Le six août fut-il ce jour à jamais précieux pour l’Église ? Plus d’un docteur des rites sacrés l’affirme [14]. Du moins convenait-il que le fortuné souvenir en fût de préférence célébré au mois de l’éternelle Sagesse, éclat de la lumière incréée, miroir sans tache de l’infinie bonté [15], c’est elle qui, répandant la grâce sur les lèvres du Fils de l’homme, en fait aujourd’hui le plus beau de ses frères [16], et dicte plus mélodieux que jamais au chantre inspiré les accents de l’épithalame : Mon cœur a proféré une parole excellente, c’est au Roi que je dédie mes chants [17].

Aujourd’hui, sept mois écoulés depuis l’Épiphanie manifestent pleinement le mystère dont la première annonce illumina de si doux rayons le Cycle à ses débuts ; par la vertu du septénaire ici à nouveau révélée, les commencements de la bienheureuse espérance [18] que nous célébrions alors, enfants nous-mêmes avec Jésus enfant, ont grandi comme l’Homme-Dieu et l’Église ; et celle-ci, établie dans l’inénarrable paix de la pleine croissance qui la donne à l’Époux [19], appelle tous ses fils à croître comme elle par la contemplation du Fils de Dieu jusqu’à la mesure de l’âge parfait du Christ [20]. Comprenons donc la reprise en ce jour, dans la Liturgie sainte, des formules et des chants de la glorieuse Théophanie. Lève-toi, Jérusalem ! sois illuminée ; car ta lumière est venue, et la gloire du Seigneur s’est levée sur toi [21]. C’est qu’en effet, sur la montagne, avec le Seigneur est glorifiée aussi l’Épouse, resplendissante elle-même de la clarté de Dieu [22].

Car tandis que « sa face resplendissait comme le soleil, dit de Jésus l’Évangile, ses vêtements devinrent blancs comme la neige » [23]. Or ces vêtements, d’un tel éclat de neige, observe saint Marc, qu’il n’y a point de foulon qui puisse en faire d’aussi blancs sur la terre [24], que sont-ils sinon les justes, inséparables de l’Homme-Dieu et son royal ornement, sinon la robe sans couture qui est l’Église, et que la douce souveraine célébrée hier continue de tisser à son Fils de la plus pure laine, du plus beau lin qu’ait trouvés la femme forte [25] ? Aussi, bien que le Seigneur, ayant traversé le torrent de la souffrance [26], soit personnellement entré déjà sans retour dans sa gloire [27], le mystère de la radieuse Transfiguration ne sera complet qu’à l’heure où le dernier des élus, ayant lui-même passé par la préparation laborieuse du foulon divin [28] et goûté la mort, aura rejoint dans sa résurrection le chef adoré. Face du Sauveur, ravissement des cieux, c’est alors qu’en vous brilleront toute gloire, toute beauté, tout amour.
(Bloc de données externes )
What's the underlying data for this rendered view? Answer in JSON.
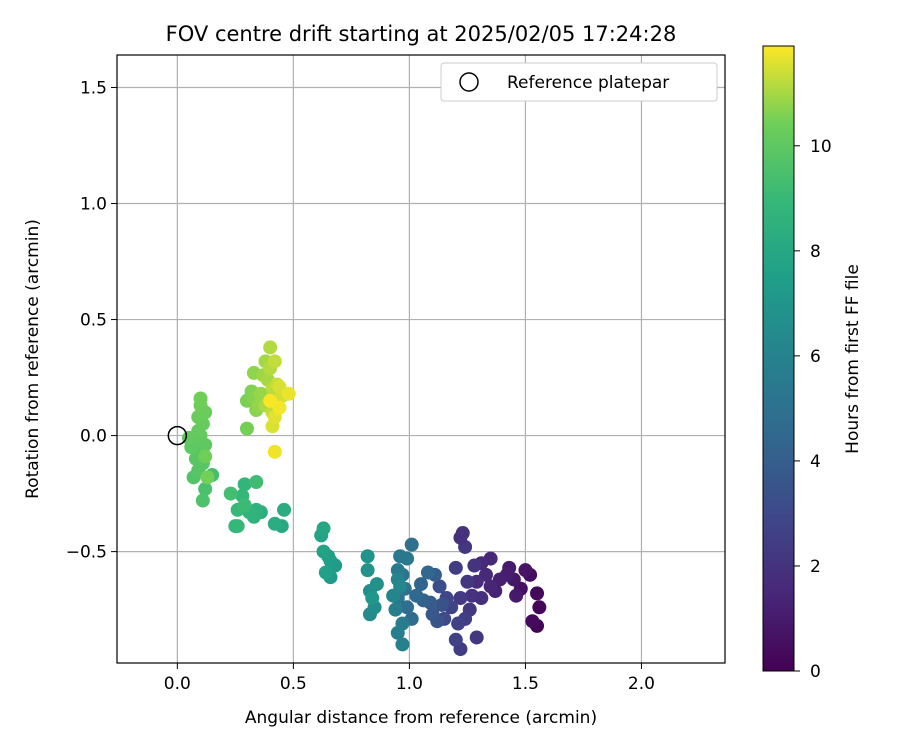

Exprimant Dieu dans la directe ressemblance du Fils par nature, vous étendrez les complaisances du Père au reflet de son Verbe constituant les fils d’adoption, et se jouant dans l’Esprit-Saint jusqu’aux dernières franges du manteau qui remplit au-dessous de lui le temple [29].

D’après la doctrine de l’Ange de l’école, en effet [30], l’adoption des enfants de Dieu, qui consiste en une conformité d’image avec le Fils de Dieu par nature [31], s’opère en une double manière : d’abord par la grâce de cette vie, et c’est la conformité imparfaite ; ensuite par la gloire de la patrie, et c’est la conformité parfaite, selon cette parole de saint Jean : « Nous sommes dès maintenant les enfants de Dieu, et cependant ce que nous serons ne paraît pas encore ; nous savons que lorsque Jésus apparaîtra, nous lui serons semblables, parce que nous le verrons comme il est » [32].

La parole éternelle : Vous êtes mon Fils Je vous ai engendré aujourd’hui [33], a eu deux échos dans le temps, au Jourdain et sur le Thabor ; et Dieu, qui ne se répète jamais [34], n’a point en cela fait exception à la règle de ne dire qu’une fois ce qu’il dit. Car, bien que les termes employés dans les deux circonstances soient identiques, ils ne tendent pas au même but, dit toujours saint Thomas, mais à montrer cette manière différente dont l’homme participe à la ressemblance de la filiation éternelle. Au baptême du Seigneur, où fut déclaré le mystère de la première régénération, comme dans sa Transfiguration qui nous manifeste la seconde, la Trinité apparut tout entière : le Père dans la voix entendue, le Fils dans son humanité, le Saint-Esprit, d’abord en forme de colombe, ensuite dans la nuée éclatante ; car si, au baptême, il confère l’innocence qui est désignée par la simplicité de la colombe, dans la résurrection il donnera aux élus la clarté de la gloire et le rafraîchissement de tout mal, qui sont signifiés par la nuée lumineuse [35].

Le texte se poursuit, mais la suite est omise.